The focus will likely remain on the unresolved ‘Fiscal Cliff’ question, even though we have a number of key economic reports this morning. The problem with economic data lately has been that it is difficult to discern underlying trends given distortions by Hurricane Sandy. And we are seeing the same element at play in today’s private-sector jobs reading from payroll processor Automatic Data Processing (ADP), though the headline tally is only modestly lower than what was expected.
The non-manufacturing ISM survey coming out a little later is expected to have the least amount of storm effects and will likely provide a relatively undistorted look on the economy’s service sector.

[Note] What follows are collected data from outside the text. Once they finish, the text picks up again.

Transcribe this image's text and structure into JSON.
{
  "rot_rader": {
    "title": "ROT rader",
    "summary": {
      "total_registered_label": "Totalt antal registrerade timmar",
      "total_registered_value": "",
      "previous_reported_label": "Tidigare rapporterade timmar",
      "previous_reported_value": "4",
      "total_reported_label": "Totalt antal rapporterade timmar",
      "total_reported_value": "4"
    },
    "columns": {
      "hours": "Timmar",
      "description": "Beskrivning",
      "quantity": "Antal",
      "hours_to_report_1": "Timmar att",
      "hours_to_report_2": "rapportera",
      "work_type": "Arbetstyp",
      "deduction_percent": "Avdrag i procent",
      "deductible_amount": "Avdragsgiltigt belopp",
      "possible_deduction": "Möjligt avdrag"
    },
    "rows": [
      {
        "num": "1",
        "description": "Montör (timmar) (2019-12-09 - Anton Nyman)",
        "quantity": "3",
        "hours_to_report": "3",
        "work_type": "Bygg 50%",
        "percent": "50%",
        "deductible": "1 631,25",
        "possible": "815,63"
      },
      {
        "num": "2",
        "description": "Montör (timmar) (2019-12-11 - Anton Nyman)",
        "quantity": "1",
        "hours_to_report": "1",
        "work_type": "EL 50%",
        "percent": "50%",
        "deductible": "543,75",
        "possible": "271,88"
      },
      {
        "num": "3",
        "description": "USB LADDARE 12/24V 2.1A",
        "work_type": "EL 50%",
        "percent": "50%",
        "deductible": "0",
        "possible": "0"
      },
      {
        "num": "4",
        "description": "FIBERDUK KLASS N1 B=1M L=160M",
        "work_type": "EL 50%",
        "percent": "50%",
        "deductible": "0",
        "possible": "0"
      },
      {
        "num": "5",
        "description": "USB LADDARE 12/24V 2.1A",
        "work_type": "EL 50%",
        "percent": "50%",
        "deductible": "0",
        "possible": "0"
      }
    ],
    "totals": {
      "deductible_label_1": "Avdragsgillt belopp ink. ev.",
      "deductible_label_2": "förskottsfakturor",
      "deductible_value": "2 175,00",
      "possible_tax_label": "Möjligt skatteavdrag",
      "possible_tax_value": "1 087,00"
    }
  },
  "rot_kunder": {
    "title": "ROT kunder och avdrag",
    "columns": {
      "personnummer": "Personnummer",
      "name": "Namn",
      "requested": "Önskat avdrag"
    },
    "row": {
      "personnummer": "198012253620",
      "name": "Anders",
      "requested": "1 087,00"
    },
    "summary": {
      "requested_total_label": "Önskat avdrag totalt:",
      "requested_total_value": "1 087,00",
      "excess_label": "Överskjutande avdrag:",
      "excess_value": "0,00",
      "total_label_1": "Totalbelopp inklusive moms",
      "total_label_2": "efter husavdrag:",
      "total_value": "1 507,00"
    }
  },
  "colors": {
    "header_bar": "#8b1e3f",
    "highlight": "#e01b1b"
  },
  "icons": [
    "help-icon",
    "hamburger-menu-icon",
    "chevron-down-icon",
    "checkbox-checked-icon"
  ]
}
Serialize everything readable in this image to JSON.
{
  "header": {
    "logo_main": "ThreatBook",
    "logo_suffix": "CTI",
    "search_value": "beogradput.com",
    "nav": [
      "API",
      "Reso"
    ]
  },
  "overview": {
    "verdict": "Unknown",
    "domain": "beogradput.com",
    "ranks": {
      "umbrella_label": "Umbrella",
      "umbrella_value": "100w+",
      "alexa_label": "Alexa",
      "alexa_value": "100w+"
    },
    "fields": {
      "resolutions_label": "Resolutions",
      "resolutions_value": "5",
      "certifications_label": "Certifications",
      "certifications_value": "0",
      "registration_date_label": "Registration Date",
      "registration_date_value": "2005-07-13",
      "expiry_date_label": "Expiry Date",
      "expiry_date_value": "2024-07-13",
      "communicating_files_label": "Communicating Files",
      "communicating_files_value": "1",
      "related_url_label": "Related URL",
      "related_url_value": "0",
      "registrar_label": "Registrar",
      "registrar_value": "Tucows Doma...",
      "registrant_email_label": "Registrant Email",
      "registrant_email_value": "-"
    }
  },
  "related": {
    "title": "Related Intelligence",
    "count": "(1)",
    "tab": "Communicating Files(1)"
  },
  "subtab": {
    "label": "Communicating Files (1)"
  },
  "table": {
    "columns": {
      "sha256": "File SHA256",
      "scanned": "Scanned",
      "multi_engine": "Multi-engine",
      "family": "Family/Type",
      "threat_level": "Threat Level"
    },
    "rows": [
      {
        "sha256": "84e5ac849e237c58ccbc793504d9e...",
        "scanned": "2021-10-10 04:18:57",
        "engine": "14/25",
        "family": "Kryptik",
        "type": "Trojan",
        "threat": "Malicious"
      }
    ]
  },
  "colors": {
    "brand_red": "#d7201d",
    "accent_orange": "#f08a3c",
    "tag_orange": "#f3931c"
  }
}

The ADP report is showing modestly weaker-than-expected private-sector jobs of 118K in November versus expectations of 125K jobs created. This compares to gains of 157K in October (revised down by 1K from 158K originally reported). The November tally was reportedly lowered by approximately 86K due to Sandy, with manufacturing, retail, leisure and hospitality, and temp work particularly hard hit.
Goods producing sectors added 4K jobs in the month, with gains of 23K in construction offsetting the decline of 16K in manufacturing. In terms of company size, small businesses (with less than 50 employees) added 19K jobs, medium businesses (less than 500 employees) added 33K, and large businesses (more than 500 employees) added 66K.
The service sector added 114K jobs. The employment component of today’s service sector ISM report will give us more color on trends in this key sector.
This is not a bad report, keeping in mind that the storm took out roughly 86K jobs from the tally. What this means that pace of job creation in the economy has not materially changed from what we have been seeing in recent months. The concern has been that the recent downtrend in corporate capital spending will start showing up in reduced hiring as well. But this report doesn’t show much evidence of that.
The expectation for Friday's BLS report ahead of this morning's ADP report was for headline gains of around 80K. It is unlikely that we will see any material revisions to those estimates.
The key takeaway from this ADP report coupled with what we have been seeing in recent months is that the labor market is modestly improving at a pace somewhere in the 150K monthly range. If we don’t see any material deterioration in this trend despite the ‘Fiscal Cliff’-related uncertainties, then I will be counting that as a positive for the economy.